Topography is a bright, noisy, often disarmingly tuneful mostly instrumental set that plays like a travelogue for your ears, guiding you in extraordinary detail around a series of alien landscapes.
Though the impression is often that of a full band - with drumbeats, basslines, big chords and solos on sometimes-unidentifiable instruments - Alphabethead is in fact just one person, Wellington musician David Morrison, and his chief instrument is the turntable.
Most of the raw material for his moving sound pictures comes from vinyl records - from classical orchestral to children’s party music - which he scours for the tiniest sound fragments, which become the building blocks of his own compositions.

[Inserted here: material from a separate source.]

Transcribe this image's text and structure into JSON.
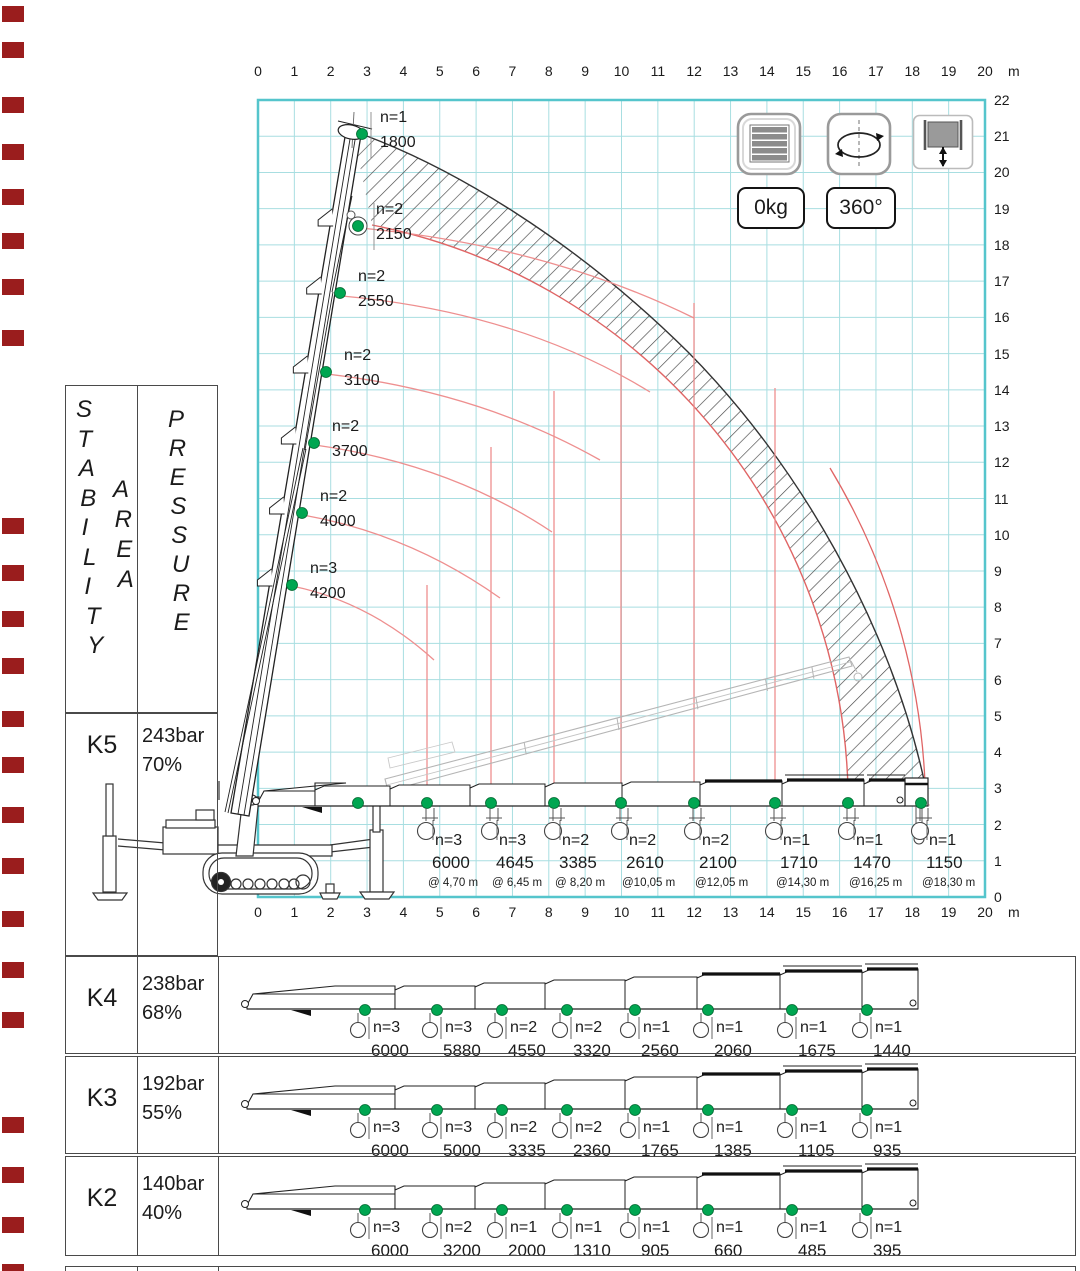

These are compositions in the truest sense: highly structured, with themes and motifs, repetition and development, building to moments of symphonic grandeur.
Sometimes he’ll collapse distinct musical styles into each other, like in ‘Way Down In The Lowlands’, where a harmonica and vocal-shout evoke the delta blues while prog-rock synthesisers unleash their arpeggios, like flocks of exotic birds sweeping across the landscape.
Alphabethead’s essential hardware might not be that different from a DJ-musician like DJ Shadow, but his sensibility is something else entirely.
The name Alphabethead is the kind of alias with which Captain Beefheart might have christened one of his musicians. It’s in the same category as Drumbo, Winged Eel Fingerling or The Mascara Snake, and you might hear hints of Beefheart’s absurdist humour in these tracks.
But the musician I’m more often reminded of is Beefheart’s old foil Frank Zappa, particularly in the sped-up passages of the march-like theme ‘The Red Planet’.
One of the liberating things about sampling from the world of recorded sounds is being able to put instruments together that might never have been in the same country, let alone the same room. In Topography’s title track you’ll hear above the rich percussive and chordal landscape a couple of horns, one high and plaintive, the other deep and solemn, calling and answering each other, like a conversation that’s taking place across continents.
At other times any relationship to conventional instrumentation falls away entirely, and it’s more like the random racket of modern urban life has suddenly found a rhythm, and organised itself into a kind of industrial folksong. Try ‘Replaced By Machines’.
The total effect is cartoon-like, full of stylised shapes and brightly coloured blocks of sound. But it might be more accurate to call it collage; a mass of unrelated forms reassembled to create a new whole.
There’s an obvious parallel with the wonderful visual collage Morrison has created as the accompanying artwork. But without the visuals it is still, to coin a Zappa-ism, a magnificent movie for your ears.